Quando i miei genitori e mia sorella si recarono in visita in Italia per la prima volta nel 1973, restarono per un po’ di tempo a Capracotta per andare a trovare zia Letta (Antonietta Del Castello), la zia di mia madre. L’aria fresca di montagna e la compagnia degli altri famigliari del posto rese il soggiorno veramente piacevole. Mia sorella racconta che un giorno, mentre lei e i miei genitori erano seduti in cucina a casa di zia Letta, la vecchia zia attirò l’attenzione di mia madre su un punto lungo la strada. “Quella era la casa che apparteneva alla famiglia di tua madre”, disse zia. Poi si girò e indicò un‘antica zuccheriera riposta nella credenza di ceramica. “Francesca,” disse zia Letta, “prendila, perché era di tua madre prima che partisse per l’America. Era una delle pochissime cose sopravvissute alla granata che ha abbattuto la casa. Per tutto questo tempo l’ho custodita per te.” Che dire, per certi doni le lacrime sono il ringraziamento migliore…
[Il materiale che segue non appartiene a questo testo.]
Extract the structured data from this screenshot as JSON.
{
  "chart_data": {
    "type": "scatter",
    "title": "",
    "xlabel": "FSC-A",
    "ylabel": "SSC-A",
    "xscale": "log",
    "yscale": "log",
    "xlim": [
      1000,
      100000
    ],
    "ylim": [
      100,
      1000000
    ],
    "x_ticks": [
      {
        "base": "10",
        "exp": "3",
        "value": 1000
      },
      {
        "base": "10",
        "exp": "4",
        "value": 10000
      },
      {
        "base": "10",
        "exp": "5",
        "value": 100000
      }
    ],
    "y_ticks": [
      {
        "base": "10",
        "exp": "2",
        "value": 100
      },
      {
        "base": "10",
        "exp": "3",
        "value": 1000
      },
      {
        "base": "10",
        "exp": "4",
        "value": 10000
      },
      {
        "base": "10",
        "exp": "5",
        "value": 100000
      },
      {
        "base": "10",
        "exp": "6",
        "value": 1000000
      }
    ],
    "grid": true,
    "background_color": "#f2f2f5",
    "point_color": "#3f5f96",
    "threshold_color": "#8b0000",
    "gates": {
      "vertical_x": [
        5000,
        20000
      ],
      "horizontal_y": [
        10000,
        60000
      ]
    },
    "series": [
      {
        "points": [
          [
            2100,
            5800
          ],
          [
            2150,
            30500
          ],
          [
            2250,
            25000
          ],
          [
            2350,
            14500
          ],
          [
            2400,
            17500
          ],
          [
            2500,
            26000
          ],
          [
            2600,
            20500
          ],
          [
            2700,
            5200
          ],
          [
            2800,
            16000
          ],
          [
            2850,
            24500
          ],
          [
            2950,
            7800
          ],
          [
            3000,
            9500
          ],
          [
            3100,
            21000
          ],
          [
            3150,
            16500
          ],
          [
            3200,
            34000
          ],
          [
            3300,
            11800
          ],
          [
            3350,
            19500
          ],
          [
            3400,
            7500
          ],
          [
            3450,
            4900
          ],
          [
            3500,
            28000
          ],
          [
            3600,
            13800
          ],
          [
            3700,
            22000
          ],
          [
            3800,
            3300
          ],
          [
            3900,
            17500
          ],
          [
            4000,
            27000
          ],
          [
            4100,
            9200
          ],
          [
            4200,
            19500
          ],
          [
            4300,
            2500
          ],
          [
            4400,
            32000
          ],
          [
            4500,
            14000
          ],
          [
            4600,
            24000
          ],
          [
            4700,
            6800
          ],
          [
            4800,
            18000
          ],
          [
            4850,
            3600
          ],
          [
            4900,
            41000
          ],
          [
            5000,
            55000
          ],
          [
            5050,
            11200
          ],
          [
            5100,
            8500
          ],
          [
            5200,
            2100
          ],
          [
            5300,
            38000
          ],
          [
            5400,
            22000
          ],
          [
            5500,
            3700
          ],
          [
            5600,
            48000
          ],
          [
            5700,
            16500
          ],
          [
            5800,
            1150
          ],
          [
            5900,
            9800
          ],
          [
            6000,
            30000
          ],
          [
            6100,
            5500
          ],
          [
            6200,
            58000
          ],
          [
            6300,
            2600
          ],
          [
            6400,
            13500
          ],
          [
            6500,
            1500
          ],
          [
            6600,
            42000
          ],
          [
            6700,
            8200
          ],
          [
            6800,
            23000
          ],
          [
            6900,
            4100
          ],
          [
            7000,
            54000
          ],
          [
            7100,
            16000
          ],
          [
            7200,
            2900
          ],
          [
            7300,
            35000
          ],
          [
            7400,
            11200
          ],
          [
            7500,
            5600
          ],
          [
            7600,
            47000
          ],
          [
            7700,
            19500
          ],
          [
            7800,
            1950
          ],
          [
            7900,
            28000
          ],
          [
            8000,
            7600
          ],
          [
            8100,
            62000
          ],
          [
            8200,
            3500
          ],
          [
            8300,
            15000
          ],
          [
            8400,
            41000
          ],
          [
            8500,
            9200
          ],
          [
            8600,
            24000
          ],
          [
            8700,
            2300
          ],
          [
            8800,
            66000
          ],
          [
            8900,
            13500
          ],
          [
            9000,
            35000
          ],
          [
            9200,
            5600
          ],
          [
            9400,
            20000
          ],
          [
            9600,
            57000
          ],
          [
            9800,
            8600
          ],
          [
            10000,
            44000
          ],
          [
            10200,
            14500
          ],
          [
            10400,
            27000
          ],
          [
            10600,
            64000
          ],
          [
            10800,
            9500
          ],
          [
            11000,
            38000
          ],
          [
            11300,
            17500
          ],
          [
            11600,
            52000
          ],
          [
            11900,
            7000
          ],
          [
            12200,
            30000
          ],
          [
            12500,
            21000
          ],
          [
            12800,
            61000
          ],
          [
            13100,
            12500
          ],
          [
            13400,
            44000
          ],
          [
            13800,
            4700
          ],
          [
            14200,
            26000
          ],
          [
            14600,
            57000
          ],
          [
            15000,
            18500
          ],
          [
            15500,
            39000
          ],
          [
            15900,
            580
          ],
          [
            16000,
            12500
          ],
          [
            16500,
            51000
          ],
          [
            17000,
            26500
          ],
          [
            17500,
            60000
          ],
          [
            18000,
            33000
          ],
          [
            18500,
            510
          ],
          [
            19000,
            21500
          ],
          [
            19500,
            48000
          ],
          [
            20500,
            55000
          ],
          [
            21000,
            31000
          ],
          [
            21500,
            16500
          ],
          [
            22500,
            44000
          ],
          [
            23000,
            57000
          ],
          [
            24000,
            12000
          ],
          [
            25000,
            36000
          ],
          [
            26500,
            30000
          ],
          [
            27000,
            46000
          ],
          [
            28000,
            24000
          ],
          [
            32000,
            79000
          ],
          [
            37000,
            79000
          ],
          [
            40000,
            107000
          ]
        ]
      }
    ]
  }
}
Avvolta amorevolmente in strati multipli di un quotidiano italiano, la preziosa zuccheriera (foto in alto) percorse in sicurezza il viaggio di ritorno a Girard, Ohio, per restare custodita orgogliosamente per quasi tre decenni nella credenza di ceramica dei miei genitori. Ora che si trova a casa di mia sorella, dopo la morte di mia madre, questo cimelio di famiglia non smette mai di sorprendere e di dare qualche insegnamento sulla morte, l’amore, la guerra e i legami famigliari.